Este martes, además, diputados panameños avanzaron en la conformación de un grupo parlamentario de amistad con Taiwán, destinado a promover intercambios en comercio, educación, emprendimiento y otros ámbitos.
Mulino insistió, sin embargo, en que esas actividades deben distinguirse de las decisiones diplomáticas adoptadas por el Gobierno central.
Panamá mantiene el principio de una sola China
La posición oficial panameña no ha cambiado.
El acuerdo firmado el 13 de junio de 2017 estableció relaciones diplomáticas entre Panamá y la República Popular China y formalizó la ruptura de los vínculos diplomáticos que el país centroamericano mantenía con Taiwán.
Desde entonces, Panamá conserva relaciones diplomáticas plenas con Pekín. En julio de este año recibió incluso al nuevo embajador chino, Zhang Xiangyan, quien se convirtió en el tercer jefe de la misión diplomática china desde 2017.
El Gobierno panameño ha reiterado recientemente que su relación con China continúa basada en el respeto mutuo y en la defensa de los intereses nacionales.
China observa con atención los contactos con Taiwán
La cuestión es especialmente sensible para Pekín.
China considera a Taiwán parte de su territorio y se opone a contactos oficiales entre autoridades taiwanesas y países que mantienen relaciones diplomáticas con la República Popular China.
En Panamá, los primeros viajes recientes de diputados a Taiwán ya provocaron objeciones de la representación diplomática china.
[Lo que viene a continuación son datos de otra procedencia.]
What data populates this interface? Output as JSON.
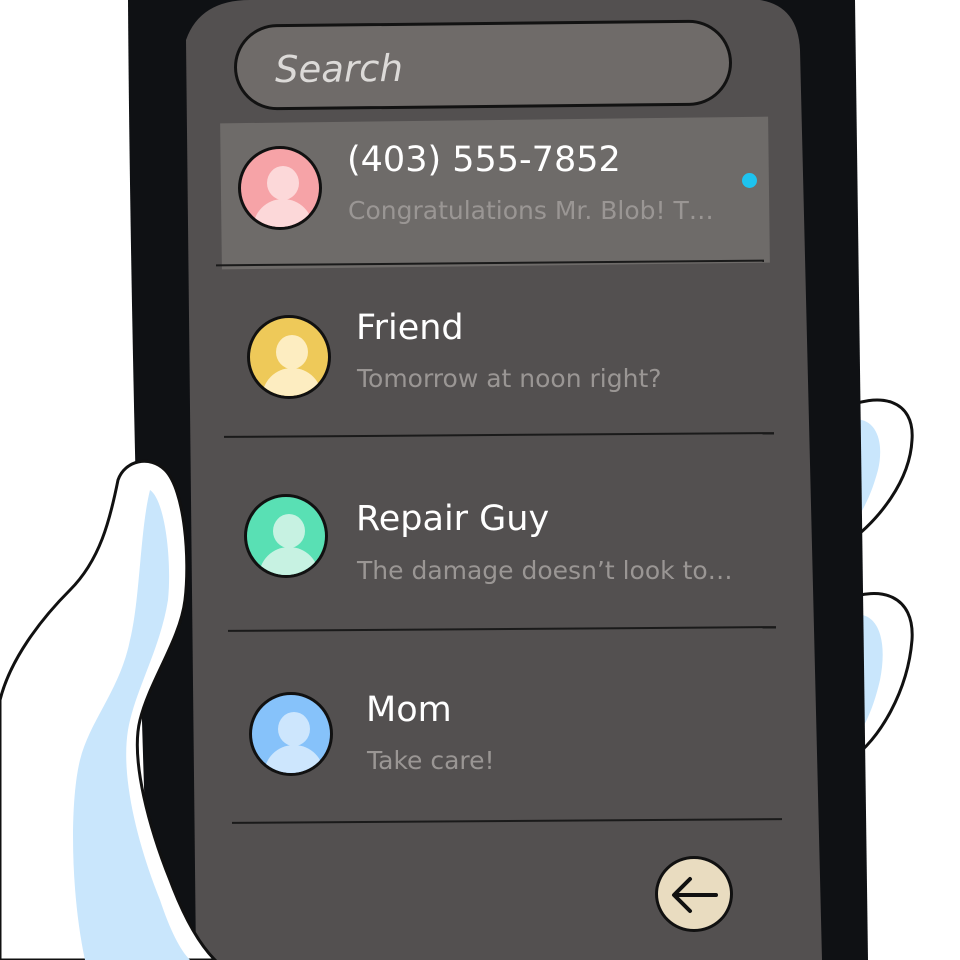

Según medios panameños, la Embajada de China manifestó su rechazo a una visita legislativa realizada en noviembre de 2025 por considerar que podía entrar en conflicto con el principio de una sola China.
La Cancillería panameña respondió entonces defendiendo la independencia de los diputados y rechazando presiones sobre miembros de la Asamblea Nacional, aunque simultáneamente reiteró que la política exterior corresponde al Ejecutivo.
El desafío de Panamá entre China, Taiwán y Estados Unidos
El episodio se desarrolla en un escenario geopolítico más amplio en el que Panamá intenta mantener relaciones económicas y diplomáticas tanto con China como con Estados Unidos.
Mulino ha definido a Estados Unidos como el principal socio de Panamá y su Gobierno mantiene una cooperación estrecha con Washington en seguridad, migración, comercio y asuntos relacionados con el Canal.
Al mismo tiempo, el Ejecutivo panameño sostiene relaciones diplomáticas plenas con China y ha procurado manejar mediante el diálogo diferencias recientes relacionadas con asuntos marítimos y portuarios.
El propio Mulino ha insistido en que el Canal de Panamá permanece bajo control panameño y ha rechazado afirmaciones que atribuyan su control directo o indirecto a China, Estados Unidos u otra potencia.
Por ello, no existen elementos que permitan afirmar que el viaje de los diputados a Taiwán constituya por sí mismo un cambio de alianza diplomática de Panamá.
Diplomacia parlamentaria frente a política exterior oficial
La controversia refleja una diferencia entre dos planos.
Por un lado, diputados de distintas corrientes consideran que pueden impulsar contactos parlamentarios y comerciales con Taiwán sin modificar el reconocimiento diplomático de Pekín.
Por otro, el Gobierno busca evitar que esos acercamientos sean interpretados internacionalmente como una modificación de la política oficial establecida desde 2017.
El mensaje de Mulino intenta precisamente trazar esa frontera: los legisladores pueden desarrollar sus propias iniciativas parlamentarias, pero no representan por esa vía la política exterior del Estado panameño.
En un momento de creciente competencia estratégica entre China y Estados Unidos en América Latina, esa distinción adquiere un peso que supera la política interna panameña y coloca cada movimiento relacionado con Taiwán bajo una intensa observación diplomática.